1) Mainstems will be a number from 1 to the single digit millions. If we were to pad mainstems to start above the greatest possible mainstem id,

1 becomes 10,000,001 (commas for clarity only) 1,234,567 becomes 11,234,567

Each catchment along each mainstem within this would be numbered 1:n.

So the first catchment of mainstem 1 would be 10,000,011 and catchment n would be 10,000,01n.

A 32 bit integer can go to 2,147,483,647 so using this scheme, if n were less than 1000, 1,000,001,999 we are ok but for n > 1000, this is no longer a 32 bit integer and won't have the performance benefit of an integer ID.

Checking the Mississippi, even in 1:100k scale data, it's over 1500 catchments. Even for (12,345,67)(1,500) which would be required for a base mainstem set over 1 million and an allowance for over 1000 catchments per mainstem, we have issues.

This leads me to think we should use a character ID. Possibly just use a dash between the mainstem ID and the flowline. There is a complication in that we run some mainstems in multiple regions though.

More to think about. @mikejohnson51 -- have you come up with any other ideas?

mikejohnson51 commented 2 years ago

After our discussion last week, I think this should work and meet all needs:

  1. While creating VPU-level refactors use the existing integer ID AND create character ID based on a concatenated mainstemID-integer (e.g. 1234-1, 1234-2). This provides a computational ID and a "interpretable" ID.

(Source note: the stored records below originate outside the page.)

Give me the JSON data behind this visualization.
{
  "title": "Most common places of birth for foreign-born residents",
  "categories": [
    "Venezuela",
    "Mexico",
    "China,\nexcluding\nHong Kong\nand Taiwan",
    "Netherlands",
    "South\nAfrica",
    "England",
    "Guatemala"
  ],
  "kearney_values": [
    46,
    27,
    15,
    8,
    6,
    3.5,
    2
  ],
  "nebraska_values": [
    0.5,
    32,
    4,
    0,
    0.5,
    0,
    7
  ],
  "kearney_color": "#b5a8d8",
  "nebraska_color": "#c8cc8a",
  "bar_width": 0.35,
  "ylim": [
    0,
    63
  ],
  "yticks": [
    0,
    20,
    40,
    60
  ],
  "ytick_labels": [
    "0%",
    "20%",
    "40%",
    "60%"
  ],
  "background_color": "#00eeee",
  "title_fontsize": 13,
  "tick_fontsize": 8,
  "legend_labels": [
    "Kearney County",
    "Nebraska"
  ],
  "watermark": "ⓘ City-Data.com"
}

Replacing the random ID generation with a "grouped topo sort" would be nice to increase reproducibility.

  1. When combining VPUs into a CONUS layer, the character ID remains unique but the integers are not. So, remove the integer ID, leaving just the characterID.

  2. Then, new unique integer IDs can be created (as.integer(as.factor(characterID))). If you really really wanted to get clever, you could sort the factors by mainsteam, and sub-mainstem ID providing a national "topo" sort (I think).

This would provide a simple way to get CONUS wide unique integer and character ids?

dblodgett-usgs commented 2 years ago

Yeah - I like this. We can leave ID smarts outside hyRefactor this way as well. I really don't want to touch smart IDs if I can help it at all.